I had a college professor once—head of the Department of Psychology—who taught us that the only difference he could see between humans and animals was the opposable thumbs. I remember wondering at the time how much money I was spending to get this understanding.
Of all the things God created, humans are unique for the ability to speak in a language that conveys meaningful thought. Trees don’t talk to one another. Some have wondered if vegetables feel pain when they are cut from the stalk. If they do, we’ll never know because they can’t tell us. And since the world is what the world is, it is a waste of time to get too caught up in wondering about it.
There was a time that God said “Let us make man in our image, in our likeness, and let them rule over the fish of the sea and the birds of the air, over the livestock, over all the earth, and over all the creatures that move along the ground.” (Gen. 1:26 NIV)
No Constitution or Bill of Rights generated by a congress or assembly of man has ever bestowed such precious gifts on man as this meeting of the family of God. But the tool that enabled the gift to be actualized is the gift of words.
Words convey rights. The mere act of speaking enables those rights to be expressed.
When Moses was dividing the Promised Land among the families of Israel, there were five sisters who came to Moses with a complaint. Their father, a man named Zelophehad, had died and now their family was not being considered among those receiving land. They came to the Tent of Meeting and stood before Moses and the leaders of Israel and said, “Our father died in the desert…Why should our father’s name disappear from his clan because he had no son? Give us property among our father’s relatives.”
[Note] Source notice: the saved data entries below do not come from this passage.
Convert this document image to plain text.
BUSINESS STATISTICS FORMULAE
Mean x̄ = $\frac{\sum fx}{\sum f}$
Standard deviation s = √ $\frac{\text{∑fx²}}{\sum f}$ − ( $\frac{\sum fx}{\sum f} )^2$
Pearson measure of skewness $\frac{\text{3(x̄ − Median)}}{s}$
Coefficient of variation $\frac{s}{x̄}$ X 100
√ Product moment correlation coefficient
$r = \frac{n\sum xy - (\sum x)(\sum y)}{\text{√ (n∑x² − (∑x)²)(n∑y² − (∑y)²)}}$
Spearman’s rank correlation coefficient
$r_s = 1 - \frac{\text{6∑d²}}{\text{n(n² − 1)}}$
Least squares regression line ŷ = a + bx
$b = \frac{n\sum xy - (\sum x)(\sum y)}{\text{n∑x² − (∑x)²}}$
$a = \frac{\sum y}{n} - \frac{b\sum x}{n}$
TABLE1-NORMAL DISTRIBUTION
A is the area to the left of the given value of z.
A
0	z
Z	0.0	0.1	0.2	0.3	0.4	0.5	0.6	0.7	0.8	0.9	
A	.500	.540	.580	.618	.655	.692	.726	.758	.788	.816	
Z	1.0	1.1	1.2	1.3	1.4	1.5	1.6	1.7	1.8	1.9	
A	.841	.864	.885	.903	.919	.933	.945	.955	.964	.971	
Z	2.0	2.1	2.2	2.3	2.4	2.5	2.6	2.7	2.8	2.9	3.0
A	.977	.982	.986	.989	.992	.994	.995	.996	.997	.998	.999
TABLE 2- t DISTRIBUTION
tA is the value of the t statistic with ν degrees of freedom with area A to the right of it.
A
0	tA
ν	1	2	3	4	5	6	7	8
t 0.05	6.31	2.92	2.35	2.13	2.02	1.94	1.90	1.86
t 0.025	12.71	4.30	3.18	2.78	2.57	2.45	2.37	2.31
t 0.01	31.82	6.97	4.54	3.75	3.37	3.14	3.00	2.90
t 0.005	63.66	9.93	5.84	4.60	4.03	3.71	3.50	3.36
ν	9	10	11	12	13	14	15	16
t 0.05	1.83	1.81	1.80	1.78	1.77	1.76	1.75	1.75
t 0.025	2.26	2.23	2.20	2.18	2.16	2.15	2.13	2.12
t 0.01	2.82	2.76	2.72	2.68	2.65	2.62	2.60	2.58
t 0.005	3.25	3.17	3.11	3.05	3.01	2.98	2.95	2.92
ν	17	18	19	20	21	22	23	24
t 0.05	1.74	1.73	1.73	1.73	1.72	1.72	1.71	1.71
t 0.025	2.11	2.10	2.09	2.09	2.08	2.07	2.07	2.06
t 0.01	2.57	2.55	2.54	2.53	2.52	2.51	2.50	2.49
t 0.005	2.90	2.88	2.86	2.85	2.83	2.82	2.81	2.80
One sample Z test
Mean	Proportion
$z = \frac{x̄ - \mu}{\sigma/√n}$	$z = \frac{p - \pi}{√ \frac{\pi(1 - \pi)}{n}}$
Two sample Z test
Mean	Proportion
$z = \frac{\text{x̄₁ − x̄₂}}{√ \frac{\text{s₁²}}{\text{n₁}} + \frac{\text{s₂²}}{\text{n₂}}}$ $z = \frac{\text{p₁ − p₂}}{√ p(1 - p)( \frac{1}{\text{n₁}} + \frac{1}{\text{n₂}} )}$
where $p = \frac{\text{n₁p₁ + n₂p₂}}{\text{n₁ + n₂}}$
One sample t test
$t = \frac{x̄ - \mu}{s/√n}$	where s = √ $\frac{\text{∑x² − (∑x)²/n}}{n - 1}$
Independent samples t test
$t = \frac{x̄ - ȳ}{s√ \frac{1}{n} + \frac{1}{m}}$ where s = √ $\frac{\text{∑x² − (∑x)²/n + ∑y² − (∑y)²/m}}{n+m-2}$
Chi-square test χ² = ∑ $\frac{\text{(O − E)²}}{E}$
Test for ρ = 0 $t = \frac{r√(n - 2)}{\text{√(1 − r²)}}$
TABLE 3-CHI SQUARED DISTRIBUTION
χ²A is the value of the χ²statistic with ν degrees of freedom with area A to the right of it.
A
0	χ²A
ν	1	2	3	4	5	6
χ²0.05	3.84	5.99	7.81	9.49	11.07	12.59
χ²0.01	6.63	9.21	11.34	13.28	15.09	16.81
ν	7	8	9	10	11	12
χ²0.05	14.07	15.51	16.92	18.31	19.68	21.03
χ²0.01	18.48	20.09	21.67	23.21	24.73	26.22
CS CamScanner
Moses brought their case before the Lord and the Lord said to him, “What Zelophehad’s daughters are saying is right. You must certainly give them property as an inheritance …” (Numbers 27:1-7 NIV) All of this process was determined through words.
When men go to court, words are used to determine the outcome. Animals don’t do that. Dogs haven’t created a legal system to adjudicate injustice. Trees don’t have a court to address the injustice of humans cutting them out of the forest to build a home because trees don’t have a means to speak. Speech conveys a sense of rights. Words separate man from animals.
All of this gives more meaning to John’s statement. “In the beginning was the Word, and the Word was with God, and the Word was God.” (John 1:1) The Word became flesh and made his dwelling among us. (vs 14)
When God made man the governor of the earth, He made it possible through the gift of language. And it begins in the life of each human when a child tells her parents, “My head hurts!”